New publication by Scholl, Connor L. ; Holmstrup, Martin ; Graham, Laurie A. et al.


Antifreeze proteins (AFPs) bind to ice crystals to prevent organisms from freezing. A diversity of AFP folds has been found in fish and insects, including alpha helices, globular proteins, and several different beta solenoids. But the variety of AFPs in flightless arthropods, like Collembola, has not yet been adequately assessed. Here, antifreeze activity was shown to be present in 18 of the 22 species of Collembola from cold or temperate zones. Several methods were used to characterize these AFPs, including isolation by ice affinity purification, MALDI mass spectrometry, amino acid composition analysis, tandem mass spectrometry sequencing, transcriptome sequencing, and bioinformatic investigations of sequence databases.

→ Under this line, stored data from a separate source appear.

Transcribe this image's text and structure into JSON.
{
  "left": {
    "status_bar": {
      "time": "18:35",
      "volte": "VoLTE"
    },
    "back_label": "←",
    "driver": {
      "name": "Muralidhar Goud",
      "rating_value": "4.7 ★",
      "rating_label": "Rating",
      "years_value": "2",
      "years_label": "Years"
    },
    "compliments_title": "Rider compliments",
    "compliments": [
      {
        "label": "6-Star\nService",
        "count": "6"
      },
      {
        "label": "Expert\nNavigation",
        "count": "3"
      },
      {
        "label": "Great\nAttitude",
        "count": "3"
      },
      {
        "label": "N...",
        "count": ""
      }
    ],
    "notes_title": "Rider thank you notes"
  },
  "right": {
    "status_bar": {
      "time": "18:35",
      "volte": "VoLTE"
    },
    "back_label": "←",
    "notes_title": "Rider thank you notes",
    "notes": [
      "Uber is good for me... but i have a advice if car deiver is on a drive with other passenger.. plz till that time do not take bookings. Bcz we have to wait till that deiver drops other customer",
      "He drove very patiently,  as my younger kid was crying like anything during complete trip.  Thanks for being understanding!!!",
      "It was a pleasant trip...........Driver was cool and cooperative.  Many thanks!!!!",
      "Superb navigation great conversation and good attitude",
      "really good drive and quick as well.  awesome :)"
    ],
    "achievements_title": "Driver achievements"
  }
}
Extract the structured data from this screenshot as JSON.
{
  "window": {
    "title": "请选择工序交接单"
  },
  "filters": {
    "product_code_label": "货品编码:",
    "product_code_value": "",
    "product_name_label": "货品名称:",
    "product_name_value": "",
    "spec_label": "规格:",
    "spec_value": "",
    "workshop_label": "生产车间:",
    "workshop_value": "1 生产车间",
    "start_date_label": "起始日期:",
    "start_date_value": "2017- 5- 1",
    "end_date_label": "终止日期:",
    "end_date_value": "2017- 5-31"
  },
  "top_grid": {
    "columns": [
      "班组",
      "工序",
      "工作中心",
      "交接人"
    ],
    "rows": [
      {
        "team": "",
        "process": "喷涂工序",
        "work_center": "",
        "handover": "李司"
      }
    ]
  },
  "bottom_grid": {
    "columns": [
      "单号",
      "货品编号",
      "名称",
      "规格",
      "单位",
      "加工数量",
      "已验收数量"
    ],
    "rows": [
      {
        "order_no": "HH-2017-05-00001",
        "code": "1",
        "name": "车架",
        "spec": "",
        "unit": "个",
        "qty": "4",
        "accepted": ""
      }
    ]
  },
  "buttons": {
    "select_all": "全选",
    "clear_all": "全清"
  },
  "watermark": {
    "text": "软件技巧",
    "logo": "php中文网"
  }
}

All of these AFPs had a high glycine content and were predicted to have the same polyproline type II helical bundle fold, a fold unique to Collembola. These Hexapods arose in the Ordovician Period with the two orders known to produce AFPs diverging around 400 million years ago during the Andean-Saharan Ice Age. Therefore, it is likely that the AFP arose then and persisted in many lineages through the following two ice ages and intervening warm periods, unlike the AFPs of fish which arose independently during the Cenozoic Ice Age beginning ~ 30 million years ago.